Why everyone has the right to a Fair Trial

Imagine that you have suddenly been accused of a crime. The news media catches wind and publishes the accusation and writes about you in an unflattering manner. Determined to dig up evidence, police and reporters alike plumb through your personal life and try to interview anyone who might dislike you. Your employer, not wanting bad press for employing someone accused of a crime, either fires or suspends you. Friends stop calling and people distance themselves. It doesn’t matter whether or not you are completely innocent: Being accused of a crime is a tremendous burden. Many people view an accusation as automatically truthful.

The extreme burdens imposed by merely being accused of a crime make it imperative that everyone enjoys the right to a fair trial. According to Cornell University Law School, Americans’ right to a fair trial is covered in the sixth amendment of the U.S. Constitution. All citizens are guaranteed “a speedy and public trial, by an impartial jury…to be informed of the nature and cause of the accusation; to be confronted with the witnesses against him; to have compulsory process for obtaining witnesses in his favor, and to have the assistance of counsel for his defense.”

Simply put, you have the right to a public trial by jury in which you and your attorney have access to all evidence against you and may present witnesses on your behalf.

These guarantees were put in the U.S. Constitution because many of the European states from which America’s early colonists originated had no such guarantees. Instead, heavy-handed autocracies, often monarchies, treated their citizens cruelly. Punishments were draconian, trials were simply rubber-stamps for king-appointed prosecutors or officers of the court, and often people were imprisoned, or even executed, without knowing the charges against them. Life in Europe up through the end of the 18th century was, to say the least, sometimes tough. In establishing a new nation, the founding fathers wanted to ensure that the new United States of America would not devolve into an oppressive autocracy like many countries in Europe.

On a personal level, many colonists and their descendants, later to become the original batch of U.S. citizens, could sympathize with being disadvantaged at trial. The U.S. Constitution provides guarantees of fair treatment for all citizens regardless of background or status – a situation that did not occur in Europe. In many European states people were treated unfairly, both socially and by the government, due to racial, ethnic, religious, or national origin status. Going to trial as a person who was different from the accepted norm, say as an Irish Catholic being tried in Protestant England, was a virtual guarantee of a harsh conviction.

Colonists often left their homes for America due to persecution. They could sympathize with the dismay of being hauled into court and being pilloried for being different. Knowledgeable of this disadvantage, many of America’s early leaders were quick to want a formal constitution to protect the rights of those deemed unsympathetic as they themselves, or their ancestors, had been deemed unsympathetic back in Europe.
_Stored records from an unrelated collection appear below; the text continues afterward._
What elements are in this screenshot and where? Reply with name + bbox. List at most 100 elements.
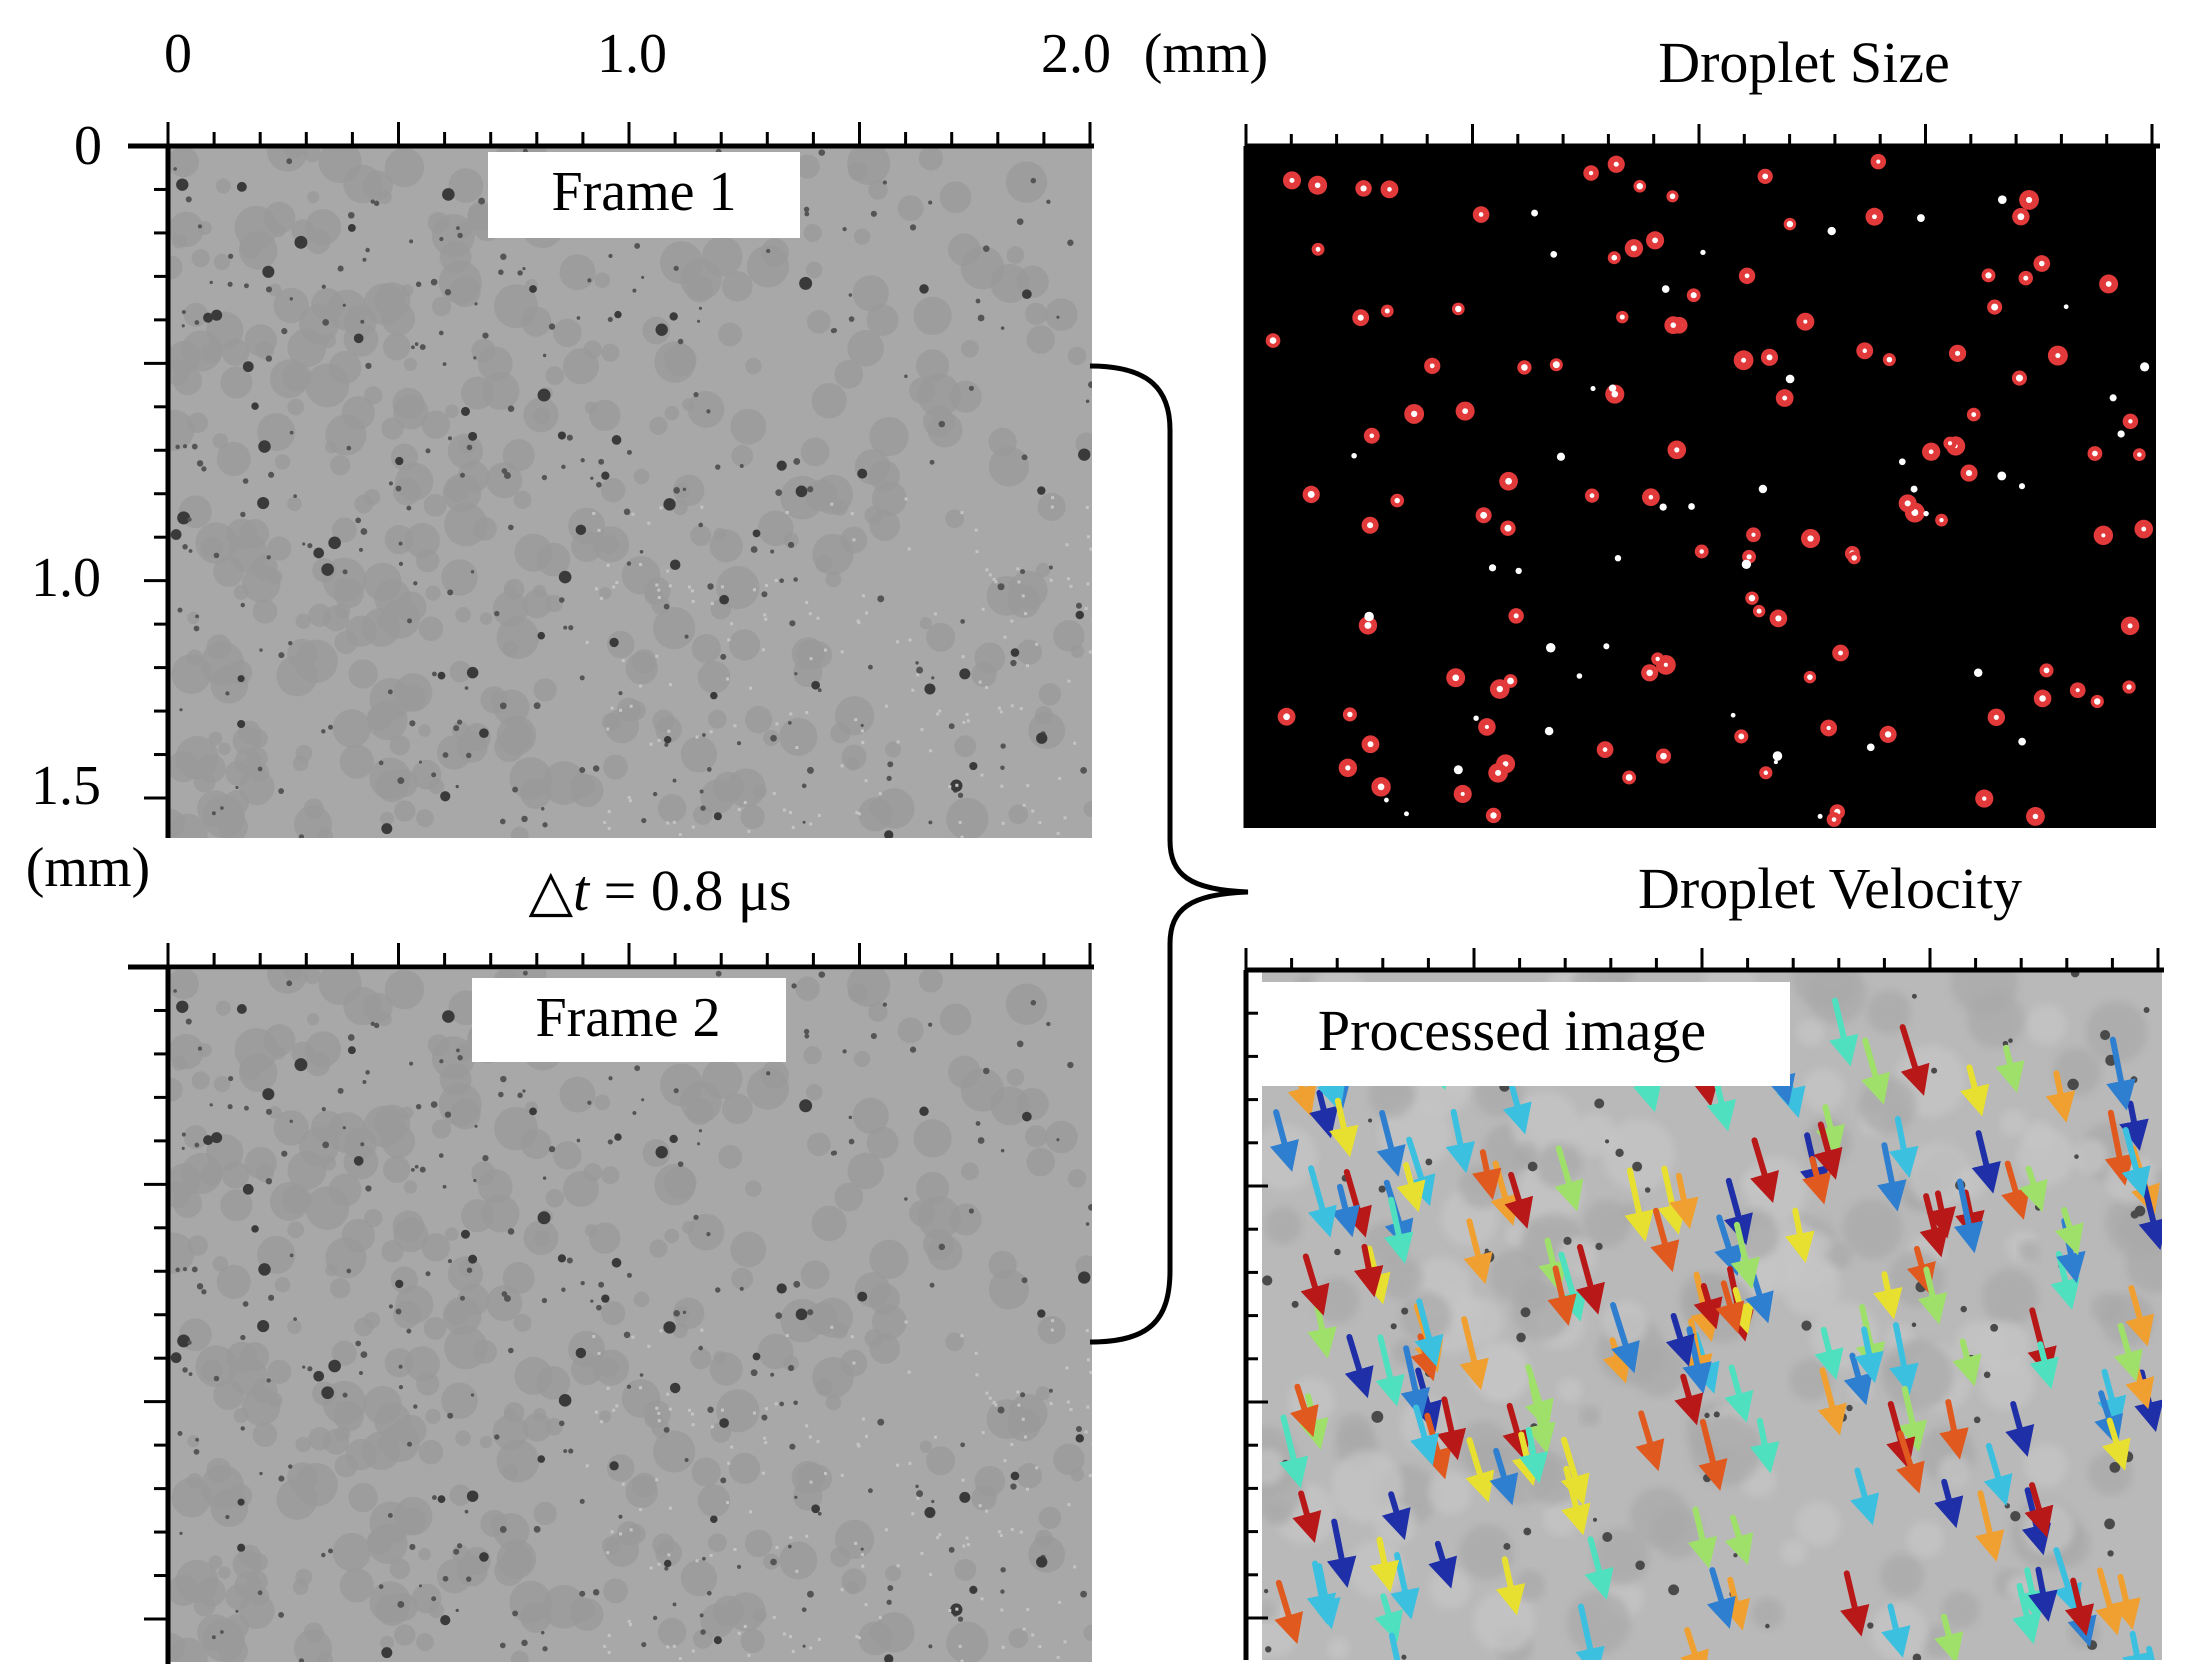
droplet	[342, 303, 346, 307]
droplet	[182, 544, 188, 550]
droplet	[360, 319, 365, 324]
droplet	[641, 1641, 647, 1648]
blur-blob	[1938, 1455, 1971, 1488]
droplet	[706, 1590, 712, 1596]
blob	[502, 1544, 534, 1576]
blob	[885, 1565, 902, 1582]
droplet-core	[2075, 688, 2080, 693]
droplet-core	[1744, 273, 1750, 279]
blob	[395, 1414, 427, 1446]
blob	[625, 652, 658, 685]
droplet-core	[1982, 796, 1987, 801]
blur-blob	[1867, 990, 1911, 1034]
droplet	[909, 1046, 917, 1053]
speckle	[639, 684, 643, 688]
dark-droplet	[2070, 972, 2080, 978]
droplet	[697, 319, 701, 323]
droplet	[381, 1647, 393, 1659]
blob	[825, 571, 842, 588]
droplet	[347, 224, 356, 232]
blob	[206, 1134, 244, 1172]
droplet	[802, 1644, 806, 1648]
frame-2-label-box	[472, 978, 786, 1062]
blob	[218, 1566, 231, 1579]
blob	[803, 223, 822, 243]
dark-droplet	[2143, 1006, 2150, 1013]
droplet	[540, 1630, 545, 1635]
droplet	[803, 1028, 810, 1035]
droplet	[498, 1091, 504, 1098]
droplet	[542, 822, 548, 828]
dark-droplet	[1527, 1161, 1538, 1172]
frame-1-label: Frame 1	[551, 161, 736, 223]
x-tick-label-1: 1.0	[597, 23, 667, 85]
blob	[187, 412, 208, 434]
blob	[423, 493, 447, 517]
droplet	[1046, 1021, 1051, 1027]
droplet	[464, 1509, 469, 1514]
blob	[919, 617, 933, 630]
blob	[1028, 712, 1066, 750]
velocity-vector	[1326, 1518, 1357, 1588]
droplet	[373, 200, 380, 207]
droplet	[418, 1584, 422, 1588]
blur-blob	[1882, 1339, 1954, 1411]
blob	[461, 1199, 495, 1233]
droplet	[455, 784, 459, 789]
blob	[654, 1163, 696, 1206]
speckle	[960, 1659, 964, 1662]
blob	[1016, 1462, 1042, 1489]
droplet-core	[1314, 182, 1321, 189]
velocity-vector	[1526, 1378, 1556, 1455]
droplet	[262, 265, 275, 278]
droplet	[322, 1141, 330, 1149]
droplet	[750, 546, 758, 553]
droplet	[1085, 399, 1090, 404]
droplet	[455, 1608, 459, 1613]
droplet	[209, 1103, 213, 1107]
speckle	[1063, 1640, 1067, 1644]
droplet	[542, 1176, 547, 1180]
dark-droplet	[1635, 1560, 1645, 1571]
droplet	[257, 497, 270, 510]
droplet-core	[1552, 361, 1560, 369]
velocity-vector	[1854, 1326, 1884, 1384]
blob	[377, 189, 392, 205]
droplet	[601, 471, 610, 480]
speckle	[672, 820, 676, 824]
droplet	[806, 766, 814, 774]
droplet-core	[1460, 791, 1465, 797]
droplet	[201, 1289, 207, 1295]
droplet	[460, 1229, 470, 1239]
droplet	[706, 409, 711, 414]
droplet-core	[1669, 193, 1676, 200]
blur-blob	[1326, 1637, 1350, 1660]
blob	[700, 779, 735, 814]
blob	[305, 363, 350, 408]
velocity-vector	[1829, 997, 1859, 1067]
speckle	[655, 654, 659, 658]
speckle	[628, 1623, 632, 1627]
blob	[455, 1430, 471, 1446]
droplet-core	[1862, 348, 1867, 354]
droplet	[533, 1525, 541, 1533]
blob	[381, 301, 416, 336]
velocity-vector	[1960, 1064, 1990, 1117]
droplet	[191, 443, 198, 450]
blob	[333, 1401, 364, 1432]
speckle	[808, 1435, 812, 1439]
droplet	[652, 791, 658, 797]
droplet	[425, 448, 431, 454]
droplet	[466, 444, 473, 451]
blob	[1026, 325, 1055, 354]
speckle	[720, 585, 724, 589]
droplet-core	[1955, 350, 1961, 356]
blob	[1016, 639, 1042, 665]
speckle	[782, 1632, 786, 1636]
droplet	[242, 1301, 249, 1307]
droplet	[576, 316, 581, 320]
velocity-vector	[1375, 1334, 1405, 1407]
blob	[428, 778, 445, 795]
undetected-droplet	[1473, 715, 1479, 721]
droplet	[307, 543, 313, 549]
Finally, respect for the principles of freedom and liberty, both essential to American philosophy, requires authorities to err on the side of the citizen as opposed to the government. Providing a trial system that affords generous rights to the defendant, regardless of how unsympathetic he or she may be, is necessary to preserve freedom and liberty. Many citizens complain when a seemingly-despicable defendant is acquitted, but erring on the side of freedom and liberty to ensure those qualities for all citizens is what America is all about.